L’obligation de préserver et restaurer les continuités écologiques formant la « trame verte et bleue » est inscrite dans la loi du 12 juillet 2010 issue du Grenelle de l’environnement. Si la démarche est déclinée à l’échelon local, avec plus ou moins de succès et de tâtonnements suivant les territoires, elle est encadrée par un document présentant les « orientations nationales », adopté pour la première fois en janvier 2014.

Un décret du 17 décembre 2019, abrogeant le décret du 20 janvier 2014, apporte des modifications à ces orientations nationales.

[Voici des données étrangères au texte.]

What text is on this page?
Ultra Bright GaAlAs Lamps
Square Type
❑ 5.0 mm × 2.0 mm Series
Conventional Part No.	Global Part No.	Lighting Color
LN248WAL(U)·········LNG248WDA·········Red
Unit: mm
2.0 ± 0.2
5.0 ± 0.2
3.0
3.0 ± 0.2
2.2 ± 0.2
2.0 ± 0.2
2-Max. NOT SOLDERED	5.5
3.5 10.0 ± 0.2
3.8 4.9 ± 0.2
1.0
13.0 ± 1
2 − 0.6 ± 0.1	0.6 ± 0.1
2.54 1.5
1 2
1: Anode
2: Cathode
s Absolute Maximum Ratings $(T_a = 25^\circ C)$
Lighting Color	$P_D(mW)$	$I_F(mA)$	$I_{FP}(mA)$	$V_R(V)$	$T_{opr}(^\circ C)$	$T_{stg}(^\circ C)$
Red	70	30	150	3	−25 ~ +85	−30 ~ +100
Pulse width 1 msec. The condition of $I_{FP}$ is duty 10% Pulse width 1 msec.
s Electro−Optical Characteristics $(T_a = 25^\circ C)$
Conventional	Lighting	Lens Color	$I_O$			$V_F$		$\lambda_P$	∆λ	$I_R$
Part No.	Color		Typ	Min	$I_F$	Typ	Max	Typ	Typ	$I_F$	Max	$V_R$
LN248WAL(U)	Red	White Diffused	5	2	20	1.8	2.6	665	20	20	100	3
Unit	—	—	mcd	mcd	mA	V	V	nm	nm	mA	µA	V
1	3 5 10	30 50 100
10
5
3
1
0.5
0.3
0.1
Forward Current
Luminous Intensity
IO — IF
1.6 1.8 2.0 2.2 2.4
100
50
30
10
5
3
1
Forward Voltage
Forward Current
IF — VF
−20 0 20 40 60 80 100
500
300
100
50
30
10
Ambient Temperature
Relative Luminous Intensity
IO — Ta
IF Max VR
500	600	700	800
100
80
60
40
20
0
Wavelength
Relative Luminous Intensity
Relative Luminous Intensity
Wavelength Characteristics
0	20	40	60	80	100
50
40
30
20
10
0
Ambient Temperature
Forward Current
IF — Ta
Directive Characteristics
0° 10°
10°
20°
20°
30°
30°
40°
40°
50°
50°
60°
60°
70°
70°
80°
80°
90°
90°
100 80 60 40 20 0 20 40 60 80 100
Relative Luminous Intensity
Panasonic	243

Règles pour éviter l’urbanisation

Le nouveau document cadre (re)précise la définition de la trame verte et bleue, formée des réservoirs de biodiversité et des corridors écologiques qui les relient, et rappelle sa portée juridique (compatibilité avec certains documents d’urbanisme et d’aménagement). Il donne des précisions méthodologiques, sur les éléments qui y sont automatiquement intégrés (exemple : cœurs de parcs nationaux, cours d’eau classés…) et ceux dont l’intégration doit être évaluée au cas par cas, sur les enjeux à prendre en compte et les outils mobilisables dans le plan d’action.

Il est rappelé que les documents d’urbanisme, comme les PLU, peuvent classer en espaces de continuités écologiques des éléments de la trame verte et bleue et prévoir des règles particulières pour éviter notamment leur urbanisation. Mais ils ne peuvent pas dicter des modes particuliers de gestion agricole.